Most of the knowledge we have about Earth’s deep interior comes from the fact that seismic waves penetrate the Earth and are recorded on the other side. Earthquake ray paths and arrival times are more complex than illustrated in the animations, because velocity in the Earth does not simply increase with depth. Velocities generally increase downward, according to Snell’s Law, bending rays away from the vertical between layers on their downward journey; velocity generally decreases upward in layers, so that rays bend toward the vertical as they travel out of the Earth . Snell’s Law also dictates that rays bend abruptly inward at the mantle/outer-core boundary (sharp velocity decrease in the liquid) and outward at the outer core/inner core boundary (sharp velocity increase).
Major Points to remember about P S and Love waves
- P wave or primary wave.
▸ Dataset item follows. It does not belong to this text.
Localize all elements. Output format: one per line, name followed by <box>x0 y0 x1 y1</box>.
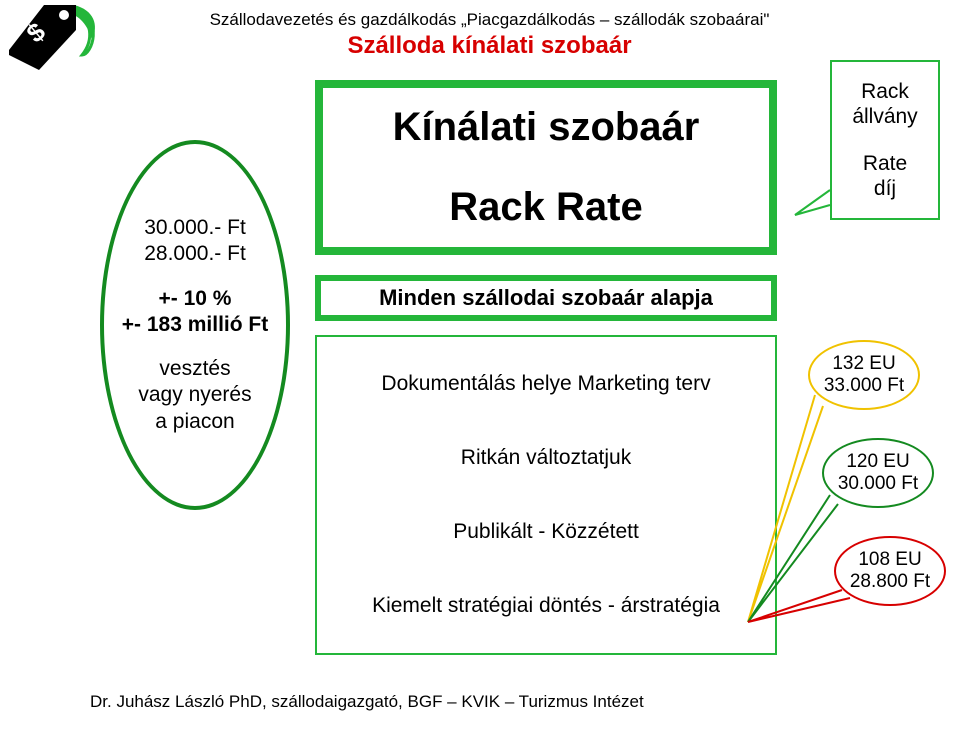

This is the fastest kind of seismic wave, and, consequently, the first to ‘arrive’ at a seismic station.
- The P wave can move through solid rock and fluids, like water or the liquid layers of the earth.
- P waves are also known as compressional waves.
- S wave or secondary wave, which is the second wave you feel in an earthquake. An S wave is slower than a P wave and can only move through solid rock, not through any liquid medium.
- Travelling only through the crust, surface wavesare of a lower frequency than body waves, and are easily distinguished on a seismogram as a result.